November 04, 2022
Dorr collaboration wins award
Two alumni — Erik Chaput, Ph.D. ’03, ’05G and Russell J. DeSimone ’67 — and the Phillips Memorial Library’s Digital Projects department were honored by the Rhode Island Council for the Humanities with the Public Humanities Scholar Award in September.
The award recognizes outstanding public humanities work in teaching and scholarship that advances the civic and cultural life of Rhode Island. The collaborators were recognized for their Dorr Rebellion Project website, launched in 2011, which established an online educational resource about the Dorr Rebellion (1841–1842), an event that led to the rewriting of the Rhode Island state constitution.
Chaput, who teaches in PC’s School of Continuing Education, has a doctorate in early American history from Syracuse University and is the author of The People’s Martyr: Thomas Wilson Dorr and His 1842 Rhode Island Rebellion (University Press of Kansas, 2013). DeSimone, an author and historian, has published many works on the Dorr Rebellion and formerly worked in the defense industry and was an adjunct professor in the library at the University of Rhode Island.
The Dorr Rebellion was an attempt by Thomas Wilson Dorr to bring voting rights to all men of Rhode Island in 1842. The state was using its 1663 colonial charter as a constitution, which meant men had to own land to be able to vote. The rebellion established a parallel government alongside the existing chartered government and wrote a new constitution for Rhode Island. Although the rebellion was crushed militarily, it forced the rewriting of the state constitution to expand voting rights.

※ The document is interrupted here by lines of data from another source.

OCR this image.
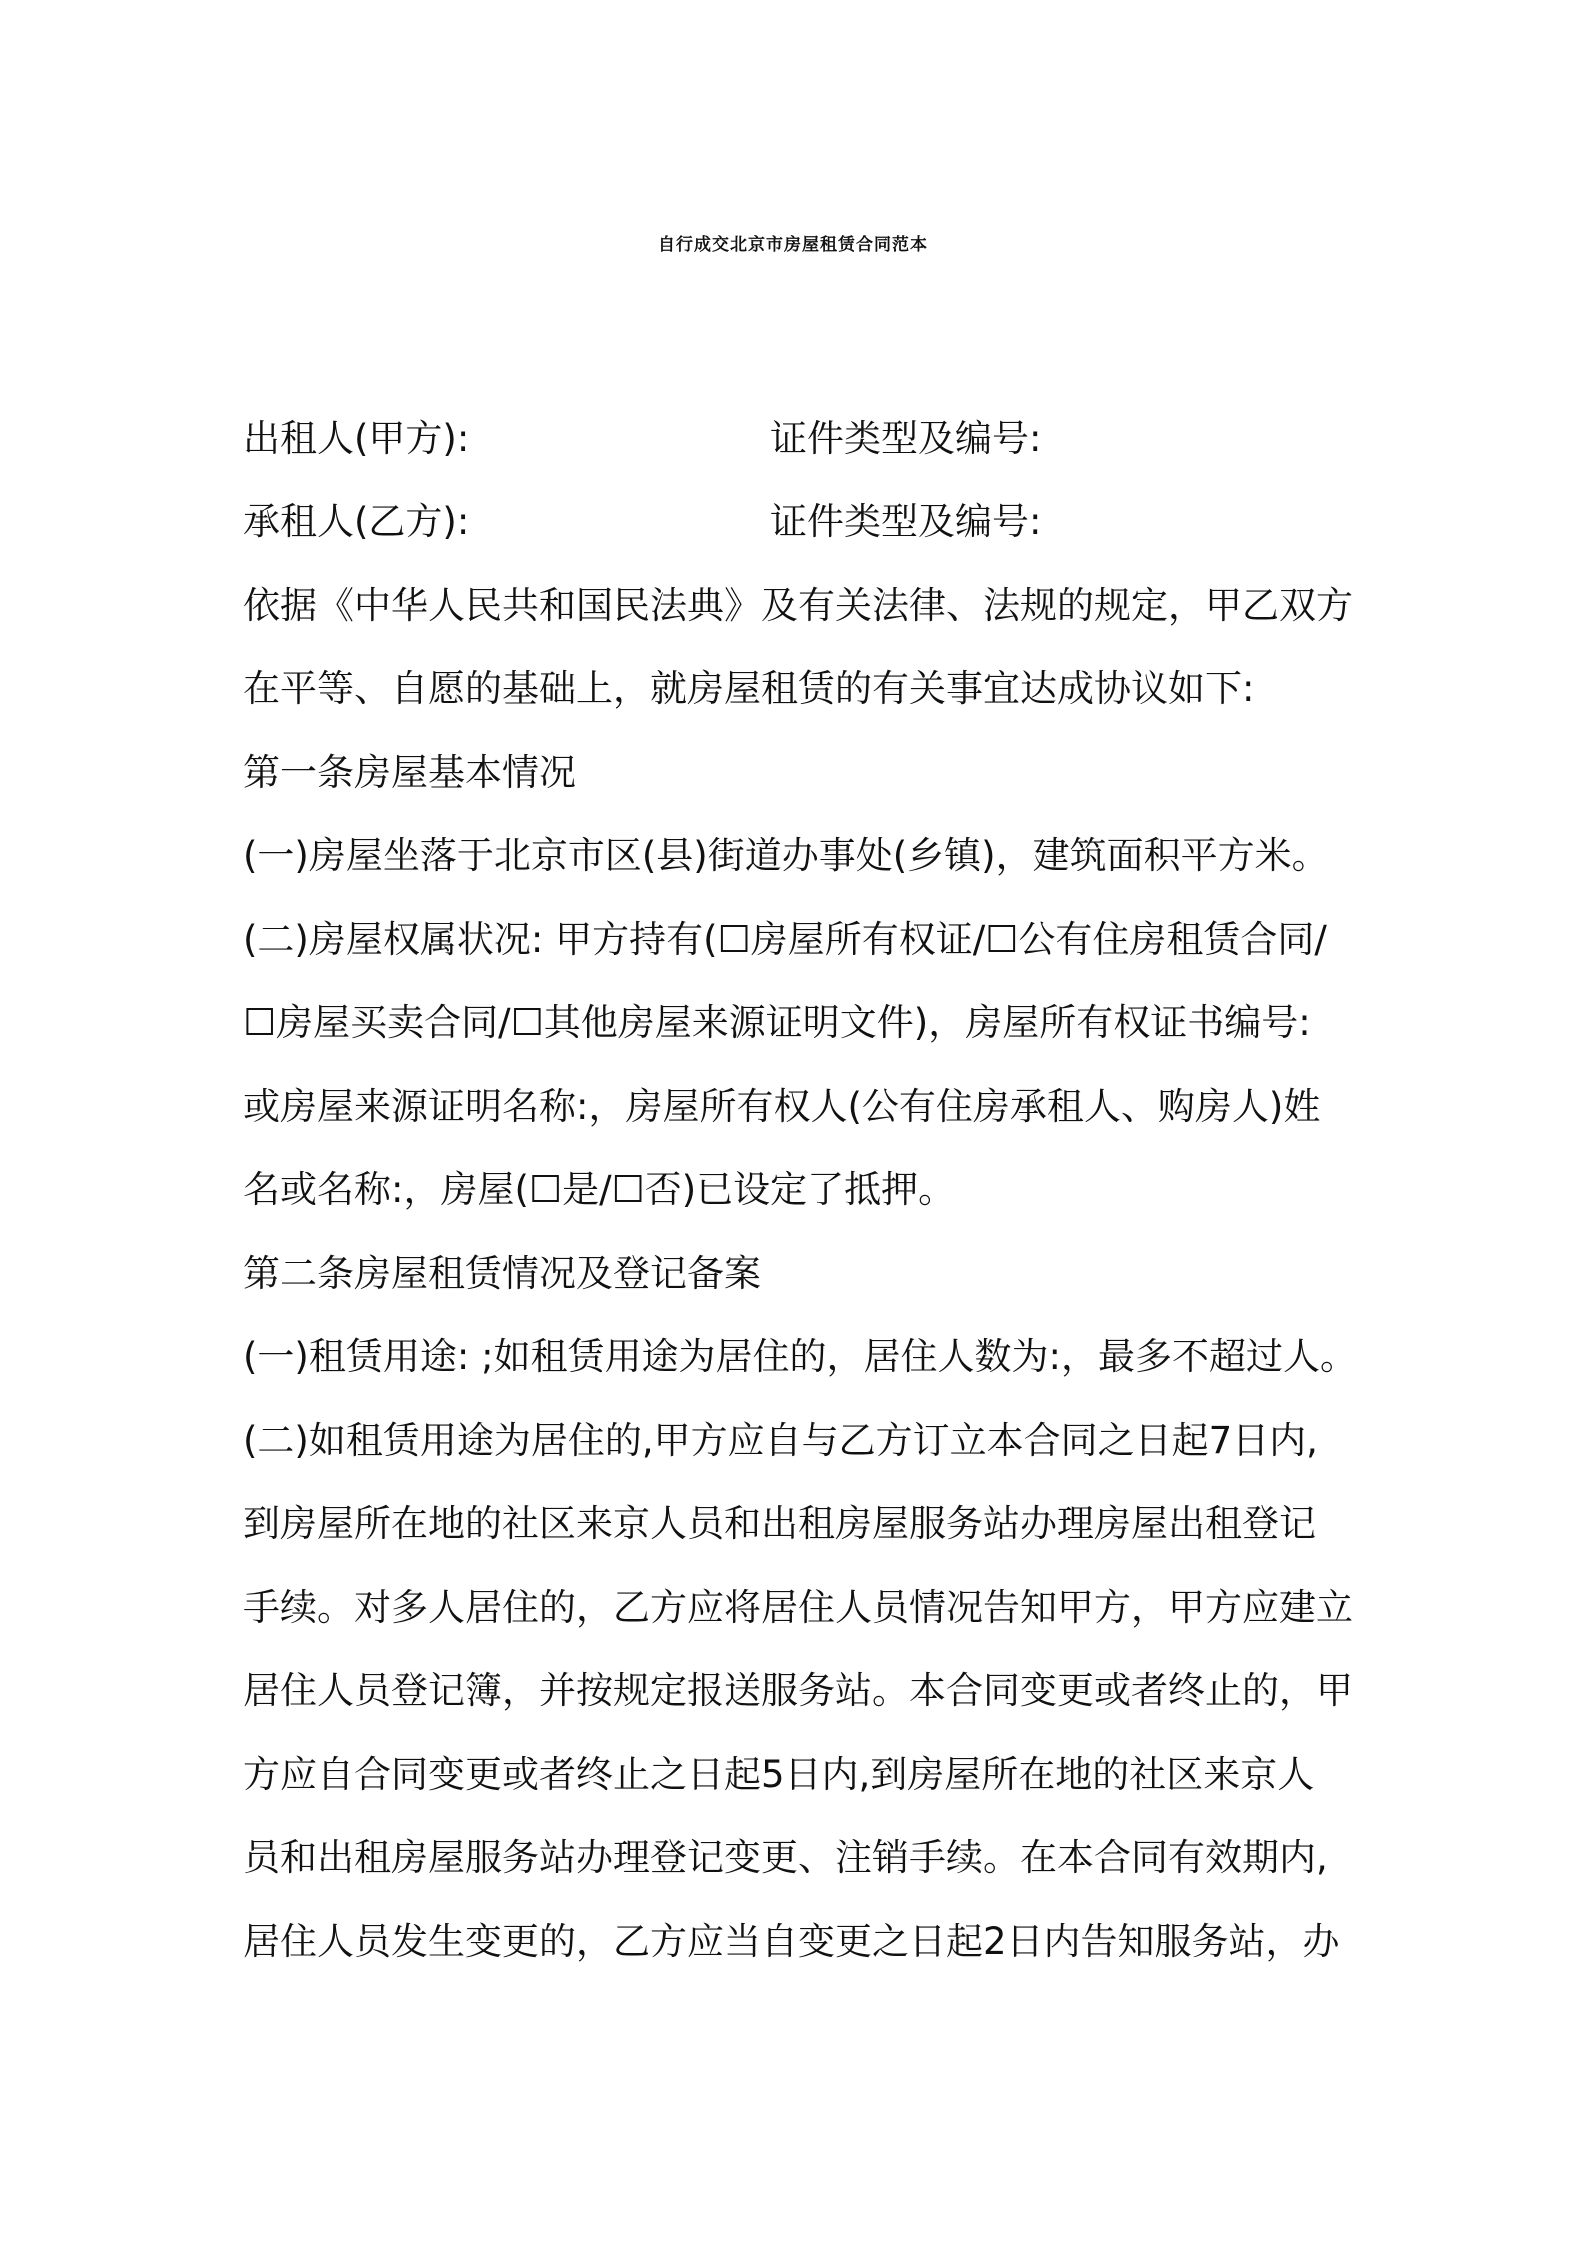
自行成交北京市房屋租赁合同范本
出租人(甲方):	证件类型及编号:
承租人(乙方):	证件类型及编号:
依据《中华人民共和国民法典》及有关法律、法规的规定，甲乙双方
在平等、自愿的基础上，就房屋租赁的有关事宜达成协议如下:
第一条房屋基本情况
(一)房屋坐落于北京市区(县)街道办事处(乡镇)，建筑面积平方米。
(二)房屋权属状况: 甲方持有(☐房屋所有权证/☐公有住房租赁合同/
☐房屋买卖合同/☐其他房屋来源证明文件)，房屋所有权证书编号:
或房屋来源证明名称:，房屋所有权人(公有住房承租人、购房人)姓
名或名称:，房屋(☐是/☐否)已设定了抵押。
第二条房屋租赁情况及登记备案
(一)租赁用途: ;如租赁用途为居住的，居住人数为:，最多不超过人。
(二)如租赁用途为居住的,甲方应自与乙方订立本合同之日起7日内,
到房屋所在地的社区来京人员和出租房屋服务站办理房屋出租登记
手续。对多人居住的，乙方应将居住人员情况告知甲方，甲方应建立
居住人员登记簿，并按规定报送服务站。本合同变更或者终止的，甲
方应自合同变更或者终止之日起5日内,到房屋所在地的社区来京人
员和出租房屋服务站办理登记变更、注销手续。在本合同有效期内,
居住人员发生变更的，乙方应当自变更之日起2日内告知服务站，办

The collection includes primary sources, scholarship, bibliographies, a documentary, interviews, and lesson plans for Grades 9-12 that were designed to interact with the website and make use of its letters and gallery pages. Project partners were the John Hay Library at Brown University, the Rhode Island Historical Society, and the Rhode Island School of Design Museum. Grant funding was provided by the Rhode Island Council for the Humanities, Rhode Island Foundation, and Heritage Harbor Foundation.